An image from the film this blog is named after.

An image from the film this blog is named after.

Saturday, September 6, 2014

Something Else: The Texas Chain Saw Massacre

Random thoughts of random lengths on random films. 

Directed by Tobe Hooper
Written by Kim Henkel
Starring Marilyn Burns (Sally Hardesty) and Gunnar Hansen (Leatherface)
Cinematography by Daniel Pearl 
Edited by J. Larry Carroll
Released in 1974

When I sat down to watch The Texas Chain Saw Massacre for the first time a few weeks ago, I expected a standard slasher film. What I got instead was something else entirely. The film walks a tightrope between dead teenager movie and experimental nightmare (think Eraserhead or Tetsuo: The Iron Man), falling definitively into the latter during its brutal final third.

Immediately, The Texas Chain Saw Massacre, establishes a total sense of dread that it maintains for its entire runtime. An ominous, elaborate voiceover details the case of the eponymous murder spree. The screen cuts to black for an unbearable length  of time. Eventually, rustling sounds are heard, a camera flashes multiple times, slowly unveiling a grisly something. In blinding sunlight, a horrific human effigy is revealed. The credits roll as close-ups of sun spots dance in the background. The film revels in random shots of things like the sun, the moon, and spider nests, giving it an abstract feeling of doom. And, it beats The Wild Bunch for the honor of being the dirtiest, sweatiest, and hottest piece of work ever put to celluloid.
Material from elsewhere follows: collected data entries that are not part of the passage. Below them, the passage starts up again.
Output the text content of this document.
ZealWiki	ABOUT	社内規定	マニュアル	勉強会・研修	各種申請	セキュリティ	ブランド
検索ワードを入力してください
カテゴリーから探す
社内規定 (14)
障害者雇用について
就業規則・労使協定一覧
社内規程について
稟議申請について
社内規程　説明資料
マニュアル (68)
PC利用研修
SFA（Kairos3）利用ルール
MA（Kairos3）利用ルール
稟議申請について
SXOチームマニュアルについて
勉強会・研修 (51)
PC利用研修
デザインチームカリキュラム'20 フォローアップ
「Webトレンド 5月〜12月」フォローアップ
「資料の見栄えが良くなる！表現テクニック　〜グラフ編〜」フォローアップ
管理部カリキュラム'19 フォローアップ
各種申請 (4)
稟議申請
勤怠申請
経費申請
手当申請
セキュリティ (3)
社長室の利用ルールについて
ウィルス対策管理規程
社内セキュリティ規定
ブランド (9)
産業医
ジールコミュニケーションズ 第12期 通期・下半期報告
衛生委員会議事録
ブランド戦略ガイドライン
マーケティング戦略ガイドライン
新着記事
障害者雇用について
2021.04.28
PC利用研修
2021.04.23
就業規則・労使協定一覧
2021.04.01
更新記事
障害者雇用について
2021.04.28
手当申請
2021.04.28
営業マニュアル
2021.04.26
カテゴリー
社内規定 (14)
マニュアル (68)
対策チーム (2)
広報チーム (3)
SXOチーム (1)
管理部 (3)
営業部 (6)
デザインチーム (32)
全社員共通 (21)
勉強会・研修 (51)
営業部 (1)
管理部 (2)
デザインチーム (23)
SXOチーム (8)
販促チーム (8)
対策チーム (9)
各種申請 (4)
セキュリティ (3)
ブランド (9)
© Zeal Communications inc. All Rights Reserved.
There are strange undercurrents of sadness and humor to the film as well. The central family is forced out of work when air guns are introduced at the slaughterhouse. The dark joke of the film is that they immediately switch to murdering people. What else are they supposed to kill? It's hard to call Leatherface a villain. There's a childlike logic to the way he attempts to play dress-up and defends his house by thunking any and all intruders over the head with a hammer.

Who will survive and what will be left of them? serves as the tagline for the film. You would be hard pressed to come up with something more catchy and fitting. The answer? One girl and not much. The Texas Chain Saw Massacre finishes with a final girl segment common to slashers, but subverts that cliche by ending on a note of pure nihilism. Sally, drenched in blood, laugh-screams as she is driven away, an image that will be seared into my brain for the rest of my life.